Le handicap étant une thématique que je porte avec passion, j’ai proposé en 2020 une résolution à l’Assemblée visant à améliorer la condition des personnes en situation de handicap dans laquelle j’aborde les problèmes liés à l’AAH. Je proposais de l’indexer à l’inflation afin qu’elle reste indépendante du revenu universel d’activité. Je proposais déjà également la suppression de la prise en compte des revenus du conjoint dans son calcul et d’augmenter le plafond de 30% à 50% du salaire minimum interprofessionnel.
 
Aujourd’hui, près de 1,13 million de personnes handicapées, dont 270.000 vivants en couple, perçoivent cette aide dont le montant maximal est de 902,70 euros. Or, elles peuvent perdre leur droit à l’AAH si leur conjoint ou conjointe gagne plus de 19.607 euros par an, soit 1.634 euros par mois. L’article 3 de cette loi visait à corriger cette injustice en désolidarisant du calcul les revenus du conjoint.
 
Le coût de cette mesure est estimé à 560 millions d’euros par an pour l’État, qui débourse déjà 11 milliards par an pour cette aide. Après un an de « quoi qu’il en coûte », cet effort budgétaire n’a rien d’insurmontable.
  
En France, la solidarité nationale prime sur la solidarité familiale et cela doit être encore plus vrai pour les personnes dépendantes qui doivent pouvoir être autonomes économiquement et ne pas dépendre de leur conjoint ou conjointe. Il y a derrière cette dépendance une violence de vie dans la cellule familiale qui ne peut être acceptée.
 
Je suis mobilisé depuis toujours en Lozère puis à l’Assemblée nationale en tant que vice-président du Groupe d’études handicap et inclusion et je n’ai jamais entendu un seul bénéficiaire de l’AAH me dire qu’il supportait cette situation de dépendance. Nous devons les écouter.
 
J’ai voté avec mes collègues à l’Assemblée nationale pour la suppression de la prise en compte des revenus du conjoint dans le calcul de l’AAH en première lecture de cette loi en février 2020, contre l’avis du Gouvernement et de la majorité. Le Sénat s’est ensuite saisi de ce texte à la faveur de la première pétition sur leur site à dépasser les 100 000 signatures, marque s’il le fallait de l’importance de ce sujet pour nos concitoyens. 

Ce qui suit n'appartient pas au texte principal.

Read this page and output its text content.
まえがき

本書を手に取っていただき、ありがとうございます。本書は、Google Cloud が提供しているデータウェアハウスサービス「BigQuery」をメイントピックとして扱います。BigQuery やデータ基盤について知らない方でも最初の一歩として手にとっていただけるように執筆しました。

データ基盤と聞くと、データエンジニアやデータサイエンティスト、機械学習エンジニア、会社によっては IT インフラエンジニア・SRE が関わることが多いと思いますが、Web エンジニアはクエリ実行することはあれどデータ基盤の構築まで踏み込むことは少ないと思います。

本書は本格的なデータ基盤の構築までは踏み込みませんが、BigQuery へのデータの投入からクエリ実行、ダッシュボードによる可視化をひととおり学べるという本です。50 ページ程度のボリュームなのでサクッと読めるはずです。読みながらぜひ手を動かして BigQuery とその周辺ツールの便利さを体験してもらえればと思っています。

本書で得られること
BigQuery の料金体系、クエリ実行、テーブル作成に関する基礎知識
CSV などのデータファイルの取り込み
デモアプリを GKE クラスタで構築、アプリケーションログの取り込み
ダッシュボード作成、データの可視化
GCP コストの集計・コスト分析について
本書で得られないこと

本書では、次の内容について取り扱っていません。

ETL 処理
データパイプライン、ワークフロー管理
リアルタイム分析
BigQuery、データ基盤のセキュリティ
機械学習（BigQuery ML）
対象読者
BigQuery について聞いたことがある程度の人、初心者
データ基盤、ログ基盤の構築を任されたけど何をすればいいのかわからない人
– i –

Revenu à l'Assemblée en juin 2021, la majorité et le Gouvernement ont fait adopter une nouvelle écriture, qui ne me convient pas. Il y est dit dans l’article 3 que « les revenus perçus par le conjoint, concubin ou partenaire lié par un pacte civil de solidarité qui n’est pas allocataire de l’allocation aux adultes handicapés font l’objet d’un abattement forfaitaire dont les modalités sont fixées par décret. »

 
Ces modalités doivent être décidées par le Parlement et non pas remises à un futur décret. Des milliers de familles et de malheureux non-bénéficiaires sont dans l’attente de cette mesure forte. Nous ignorons aussi si l’abattement sera au niveau de ce qui était initialement proposé ou s’il s’agit d’un simple effet d’annonce.
 
En outre, un abattement forfaitaire n’est pas équivalent à une proportionnalité des revenus du conjoint. Selon les estimations, si cet abattement forfaitaire était fixé à 5 000 euros, il permettrait que des bénéficiaires de l'AAH dont le conjoint est rémunéré au SMIC puissent conserver l'AAH à taux plein, ce qui correspondrait à un gain moyen de 110 euros/mois pour 120 000 bénéficiaires de l'AAH en couple, pour un coût de 185 millions d'euros. Bien en dessous donc de la volonté initiale du législateur en termes de coût et de personnes visées (120 000 sur 250 000).
 
Je vais continuer de travailler avec les acteurs concernés afin d’améliorer les conditions de vie des personnes en situation de handicap. Cette prestation manque encore de clarté juridique et demeure assez éloignée des nécessités du quotidien des personnes en situation de handicap. Elle n’est bien souvent pas cumulable avec la retraite et n’est attribuée qu’à travers l’exercice d’une activité professionnelle.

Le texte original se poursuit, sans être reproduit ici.